Tuesday, 15 December 2015
Poster Hall (Moscone South)
Samuel J Mitchell, University of Bristol, School of Earth Sciences, Bristol, United Kingdom, Julia Eychenne, University of Bristol, Department of Earth Science, Bristol, United Kingdom and Alison Rust, University of Bristol, Bristol, BS8, United Kingdom
Abstract:
Pyroclastic density currents (PDCs) often loft upwards into convective, buoyant co-PDC plumes. Recent analogue experiments using a unimodal grain size of 22 ± 6 µm (Andrews & Manga, 2012) have established that plume generation is aided by PDC interaction with a topographic barrier. Here, we have simulated the onset of co-PDC plumes from the collapse of concentrated particle-gas mixtures comprised of unimodal or bimodal grain size distributions (GSD) of glass beads, using combinations of lognormal populations with modes of 35, 195 and 590 µm. The collapse of a mixture, with constant mass 2950 ± 150 g, induced the propagation of a gravity current channelized down a 13° sloping tank; a barrier in the tank caused the gravity current to produce a plume of particles. Experiments were recorded with high speed visible and thermal-infrared cameras. Initial GSD and temperature of the mixture were varied to assess the effects of the addition of a coarser component on plume generation.
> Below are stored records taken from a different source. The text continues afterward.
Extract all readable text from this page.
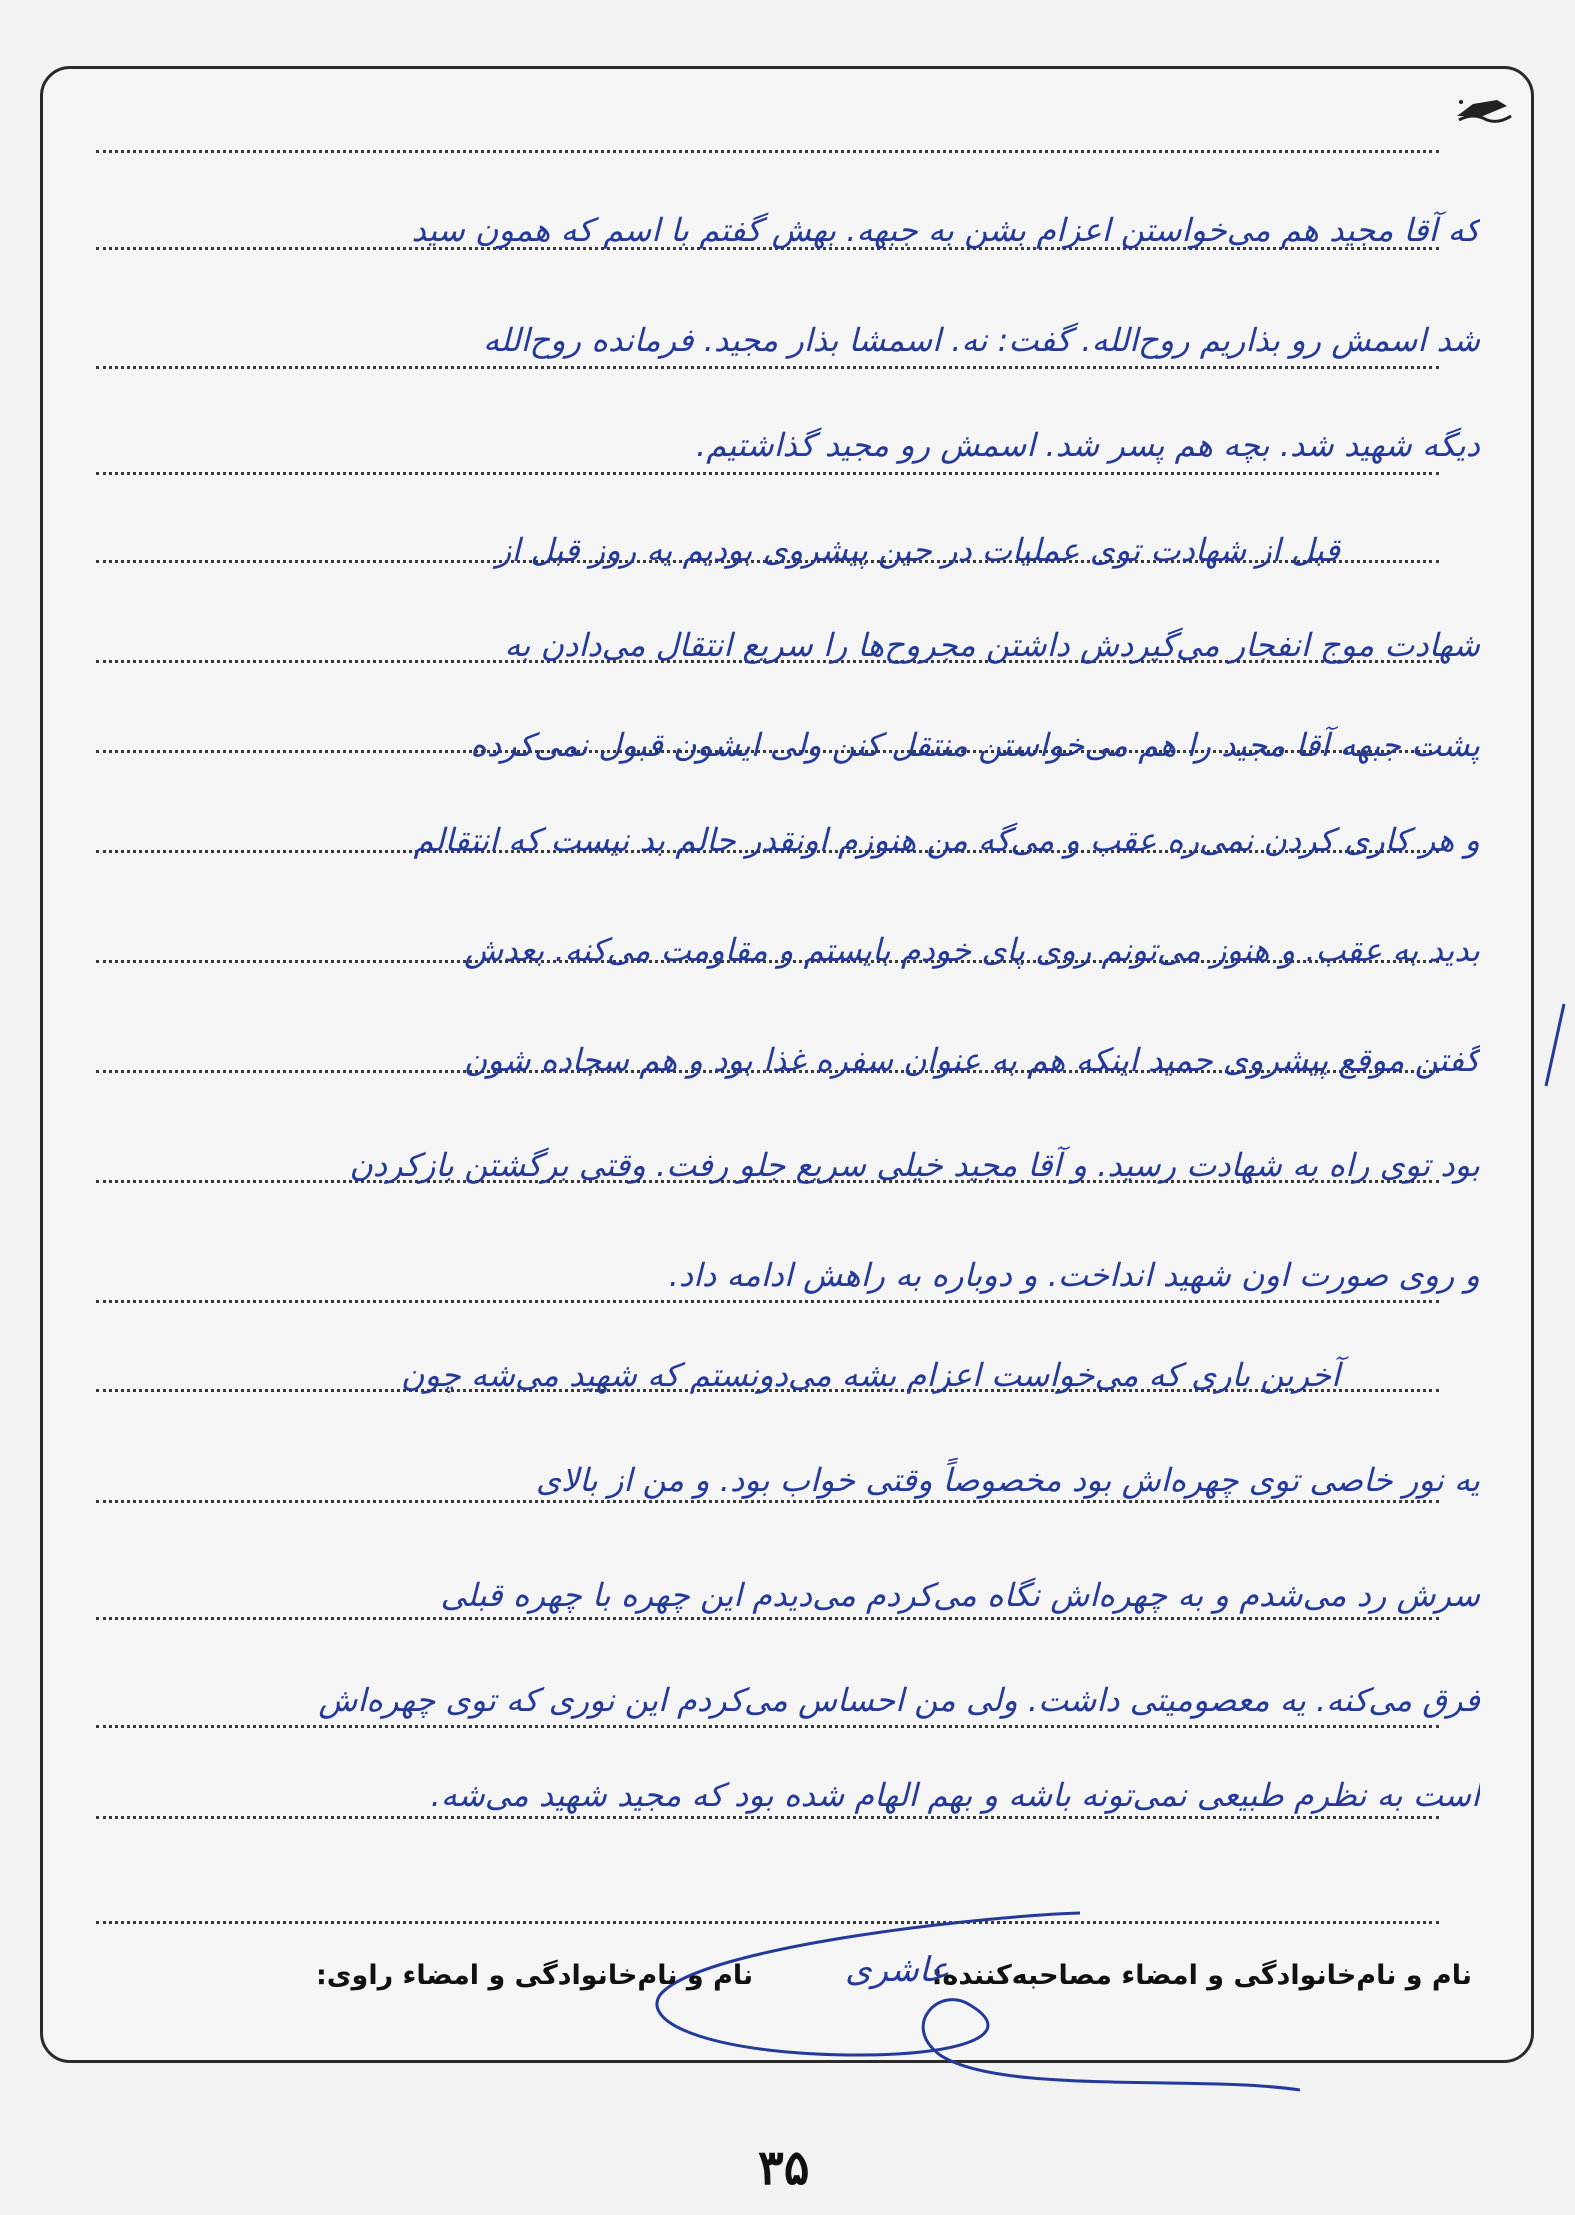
که آقا مجید هم می‌خواستن اعزام بشن به جبهه. بهش گفتم با اسم که همون سید
شد اسمش رو بذاریم روح‌الله. گفت: نه. اسمشا بذار مجید. فرمانده روح‌الله
دیگه شهید شد. بچه هم پسر شد. اسمش رو مجید گذاشتیم.
قبل از شهادت توی عملیات در حین پیشروی بودیم یه روز قبل از
شهادت موج انفجار می‌گیردش داشتن مجروح‌ها را سریع انتقال می‌دادن به
پشت جبهه آقا مجید را هم می‌خواستن منتقل کنن ولی ایشون قبول نمی‌کرده
و هر کاری کردن نمی‌ره عقب و می‌گه من هنوزم اونقدر حالم بد نیست که انتقالم
بدید به عقب. و هنوز می‌تونم روی پای خودم بایستم و مقاومت می‌کنه. بعدش
گفتن موقع پیشروی حمید اینکه هم به عنوان سفره غذا بود و هم سجاده شون
بود توی راه به شهادت رسید. و آقا مجید خیلی سریع جلو رفت. وقتی برگشتن بازکردن
و روی صورت اون شهید انداخت. و دوباره به راهش ادامه داد.
آخرین باری که می‌خواست اعزام بشه می‌دونستم که شهید می‌شه چون
یه نور خاصی توی چهره‌اش بود مخصوصاً وقتی خواب بود. و من از بالای
سرش رد می‌شدم و به چهره‌اش نگاه می‌کردم می‌دیدم این چهره با چهره قبلی
فرق می‌کنه. یه معصومیتی داشت. ولی من احساس می‌کردم این نوری که توی چهره‌اش
است به نظرم طبیعی نمی‌تونه باشه و بهم الهام شده بود که مجید شهید می‌شه.
نام و نام‌خانوادگی و امضاء مصاحبه‌کننده:
نام و نام‌خانوادگی و امضاء راوی:	عاشری
۳۵
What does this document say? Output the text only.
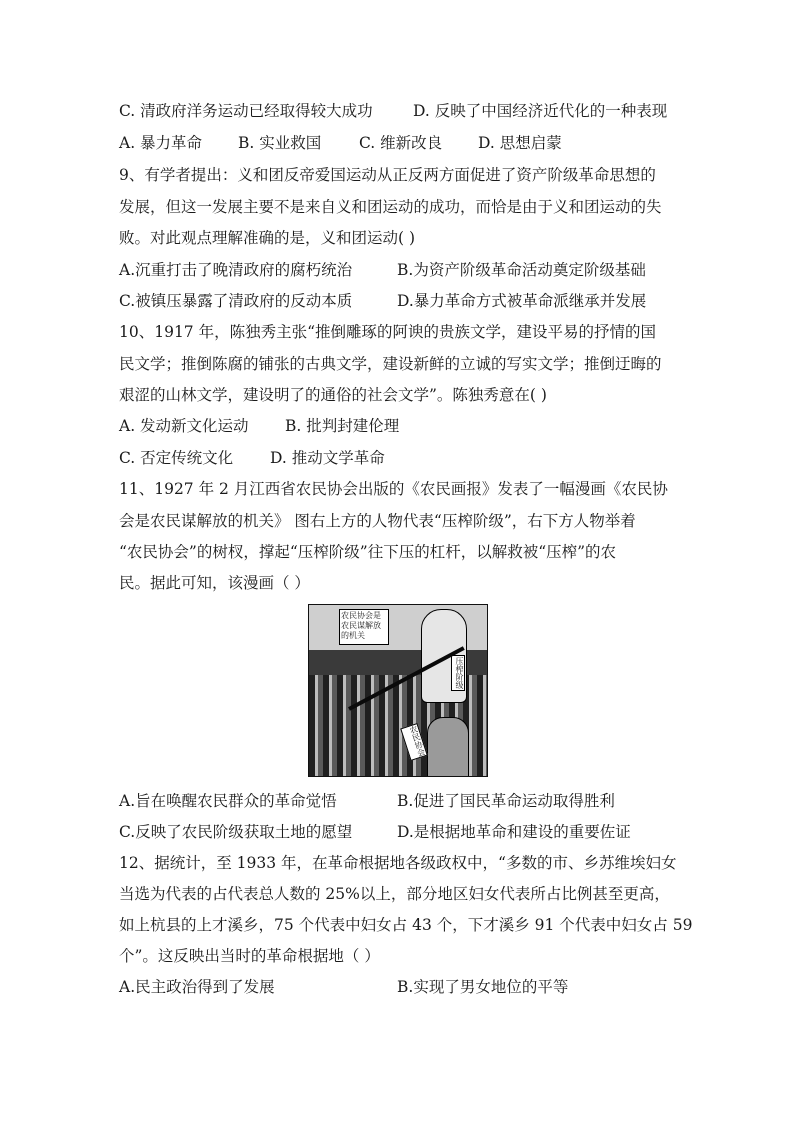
C. 清政府洋务运动已经取得较大成功	D. 反映了中国经济近代化的一种表现
A. 暴力革命 B. 实业救国 C. 维新改良 D. 思想启蒙
9、有学者提出：义和团反帝爱国运动从正反两方面促进了资产阶级革命思想的
发展，但这一发展主要不是来自义和团运动的成功，而恰是由于义和团运动的失
败。对此观点理解准确的是，义和团运动( )
A.沉重打击了晚清政府的腐朽统治	B.为资产阶级革命活动奠定阶级基础
C.被镇压暴露了清政府的反动本质	D.暴力革命方式被革命派继承并发展
10、1917 年，陈独秀主张“推倒雕琢的阿谀的贵族文学，建设平易的抒情的国
民文学；推倒陈腐的铺张的古典文学，建设新鲜的立诚的写实文学；推倒迂晦的
艰涩的山林文学，建设明了的通俗的社会文学”。陈独秀意在( )
A. 发动新文化运动 B. 批判封建伦理
C. 否定传统文化 D. 推动文学革命
11、1927 年 2 月江西省农民协会出版的《农民画报》发表了一幅漫画《农民协
会是农民谋解放的机关》 图右上方的人物代表“压榨阶级”，右下方人物举着
“农民协会”的树杈，撑起“压榨阶级”往下压的杠杆，以解救被“压榨”的农
民。据此可知，该漫画（ ）
农民协会是农民谋解放的机关
压榨阶级
农民协会
A.旨在唤醒农民群众的革命觉悟	B.促进了国民革命运动取得胜利
C.反映了农民阶级获取土地的愿望	D.是根据地革命和建设的重要佐证
12、据统计，至 1933 年，在革命根据地各级政权中，“多数的市、乡苏维埃妇女
当选为代表的占代表总人数的 25%以上，部分地区妇女代表所占比例甚至更高，
如上杭县的上才溪乡，75 个代表中妇女占 43 个，下才溪乡 91 个代表中妇女占 59
个”。这反映出当时的革命根据地（ ）
A.民主政治得到了发展	B.实现了男女地位的平等
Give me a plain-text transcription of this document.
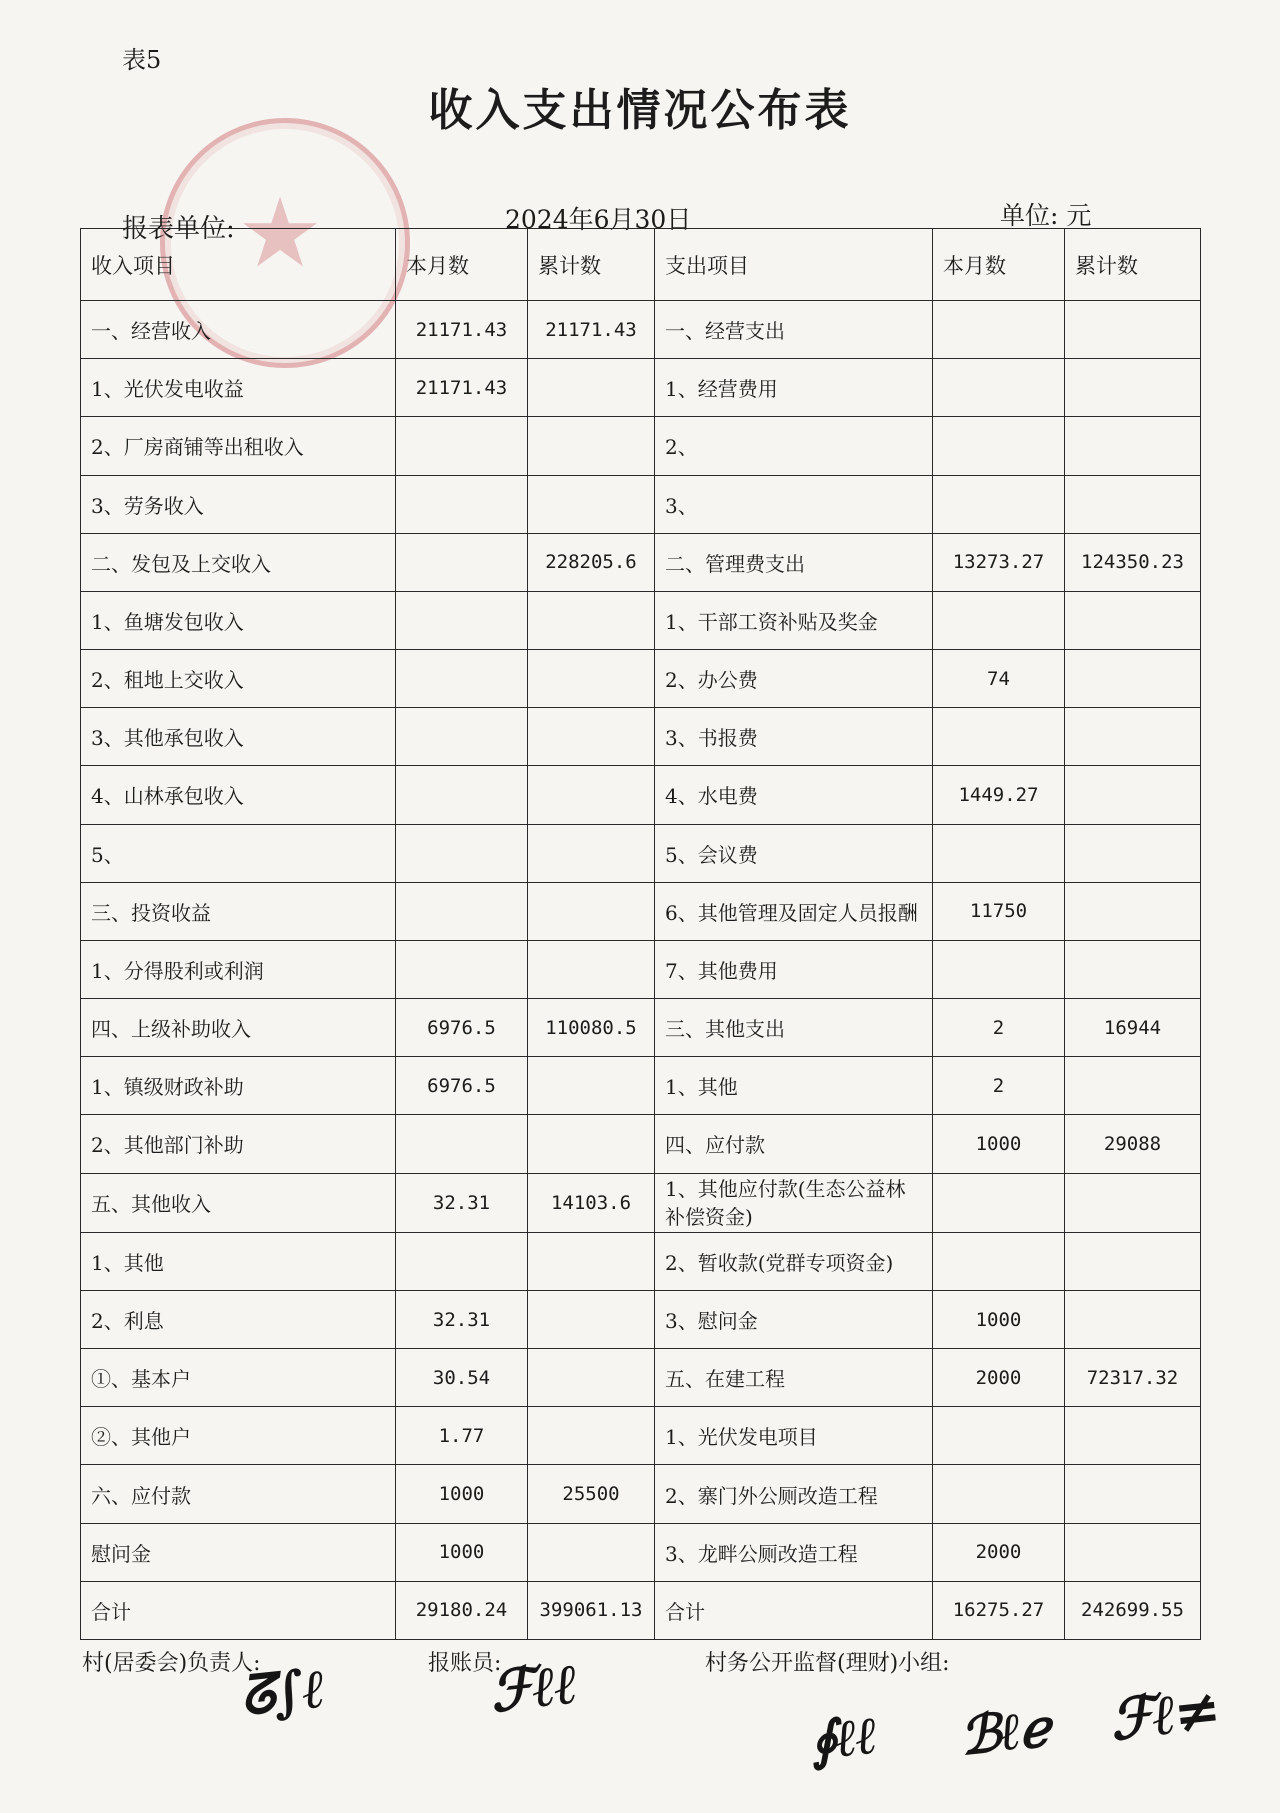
★
表5
收入支出情况公布表
报表单位:	2024年6月30日	单位: 元
收入项目	本月数	累计数	支出项目	本月数	累计数
一、经营收入	21171.43	21171.43	一、经营支出		
1、光伏发电收益	21171.43		1、经营费用		
2、厂房商铺等出租收入			2、		
3、劳务收入			3、		
二、发包及上交收入		228205.6	二、管理费支出	13273.27	124350.23
1、鱼塘发包收入			1、干部工资补贴及奖金		
2、租地上交收入			2、办公费	74	
3、其他承包收入			3、书报费		
4、山林承包收入			4、水电费	1449.27	
5、			5、会议费		
三、投资收益			6、其他管理及固定人员报酬	11750	
1、分得股利或利润			7、其他费用		
四、上级补助收入	6976.5	110080.5	三、其他支出	2	16944
1、镇级财政补助	6976.5		1、其他	2	
2、其他部门补助			四、应付款	1000	29088
五、其他收入	32.31	14103.6	1、其他应付款(生态公益林补偿资金)		
1、其他			2、暂收款(党群专项资金)		
2、利息	32.31		3、慰问金	1000	
①、基本户	30.54		五、在建工程	2000	72317.32
②、其他户	1.77		1、光伏发电项目		
六、应付款	1000	25500	2、寨门外公厕改造工程		
慰问金	1000		3、龙畔公厕改造工程	2000	
合计	29180.24	399061.13	合计	16275.27	242699.55
村(居委会)负责人:	报账员:	村务公开监督(理财)小组:
ᘔ∫ℓ	ℱℓℓ
∮ℓℓ ℬℓℯ ℱℓ≠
Analogue co-PDC plumes were only produced when a proportion of fine grains (35 µm) was present in the initial granular mixture. Sampling of the particles entrained in the co-PDC plumes revealed that fine grains (35 µm) are preferentially lofted, although a few coarser particles (195 or 590 µm) are also entrained in the co-PDC plumes and settle closer to the area of uplift. Increasing the initial temperature of the mixture increases plume height measured at 1 and 2s after onset; this is supported by repeat experiments at specific conditions. Bimodal mixtures containing both fine (35 µm) and coarser (195 or 590 µm) grains result in plume heights and initial flow velocities higher than observed in unimodal fine-grained experiments of the same total mass of particles. Repeat experiments identify the natural variability in plume generation under the same nominal conditions, which is likely due to the combined variations of momentum during flow propagation and heat-driven buoyancy, as well as the homogeneity of the initial particle mixture.